Fig. 2: MMV-Gel triggers apoptosis and suppresses proliferation on the activated T cells.

a Expression of FasL on RBCs, PLTs, aPLTs and MSCs determined by flow cytometry. MFI, mean fluorescent intensity. arb. unit, arbitrary unit. b Expression of PD-L1 on MSCs after treatment with IFN-γ for 12 h determined by flow cytometry. c Particle size and TEM image of MMVs. Scale bar, 50 nm. d Total (early plus late) apoptotic percentages of T cells within the activated splenocytes after treatment with varying amounts of MMVs determined by Annexin V-FITC/PI double-staining assay. e Total apoptotic percentages of T cells within the activated splenocytes after treatment with MMVs (20 μg) in the absence and presence of aFasL. f Proliferation of T cells within the activated splenocytes after treatment with MMVs (10 μg) in the absence and presence of aPD-L1 or aFasL determined by CFSE dilution assay. g Gelation of MMV-Gel by mixing MMVs and a-HA examined by tube inversion assay. h Rheology measurement of MMV-Gel. i SEM images of MMV-Gel.
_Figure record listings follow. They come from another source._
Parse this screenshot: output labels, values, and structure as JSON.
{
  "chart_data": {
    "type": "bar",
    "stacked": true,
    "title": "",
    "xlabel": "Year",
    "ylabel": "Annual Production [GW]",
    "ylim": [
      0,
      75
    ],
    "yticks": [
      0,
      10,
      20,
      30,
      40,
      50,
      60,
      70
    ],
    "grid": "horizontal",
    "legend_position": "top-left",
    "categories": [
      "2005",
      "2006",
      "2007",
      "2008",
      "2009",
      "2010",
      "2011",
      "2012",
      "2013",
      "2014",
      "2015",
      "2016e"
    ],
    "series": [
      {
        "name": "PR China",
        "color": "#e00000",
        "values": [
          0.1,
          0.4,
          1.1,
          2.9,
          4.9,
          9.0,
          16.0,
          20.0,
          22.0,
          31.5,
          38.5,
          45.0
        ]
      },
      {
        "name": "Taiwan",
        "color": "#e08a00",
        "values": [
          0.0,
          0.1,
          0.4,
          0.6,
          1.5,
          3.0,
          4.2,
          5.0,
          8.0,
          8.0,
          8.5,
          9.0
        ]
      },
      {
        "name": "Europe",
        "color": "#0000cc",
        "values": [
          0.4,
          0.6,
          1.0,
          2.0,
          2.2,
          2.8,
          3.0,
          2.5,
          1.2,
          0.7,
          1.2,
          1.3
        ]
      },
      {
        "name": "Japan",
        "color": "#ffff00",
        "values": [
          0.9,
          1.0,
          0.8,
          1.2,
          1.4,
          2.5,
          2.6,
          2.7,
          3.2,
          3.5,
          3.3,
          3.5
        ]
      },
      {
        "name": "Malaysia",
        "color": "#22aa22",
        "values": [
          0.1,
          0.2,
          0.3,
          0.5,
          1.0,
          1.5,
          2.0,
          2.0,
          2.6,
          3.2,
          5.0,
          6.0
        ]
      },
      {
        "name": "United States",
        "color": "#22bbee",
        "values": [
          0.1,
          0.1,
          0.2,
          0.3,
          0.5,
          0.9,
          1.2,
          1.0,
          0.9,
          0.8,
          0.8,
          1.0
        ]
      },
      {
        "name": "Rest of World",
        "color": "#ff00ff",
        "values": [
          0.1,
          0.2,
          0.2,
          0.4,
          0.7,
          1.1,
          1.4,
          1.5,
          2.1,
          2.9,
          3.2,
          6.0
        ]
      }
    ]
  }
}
Scale bars, 100 μm (low magnification) and 500 nm (high magnification). j Three-dimensional reconstructed confocal microscopic image of Rho-MMV-Gel. Scale bar, 50 μm. Fluorescent imaging (k) and quantification (l) of viability of the activated T cells infiltrating in L-Gel and MMV-Gel for 48 h examined by calcein AM/PI double-staining assay. Scale bar, 100 μm. Fluorescent imaging (m) and quantification (n) of expression of PD1 on the activated T infiltrating in L-Gel and MMV-Gel for 24 h. Scale bar, 5 μm. Representative is displayed from 3 independent experiments (c, g–k, m). Data are shown as mean ± standard deviation (s.d.) (n = 6 independent samples in a, b, d–f; n = 3 independent samples in l, n). One-way ANOVA with Tukey post-hoc test was used for statistical analysis of a, f. Two-tailed unpaired t-test was used for statistical analysis of b, e, l, n). Source data are provided as a source data file.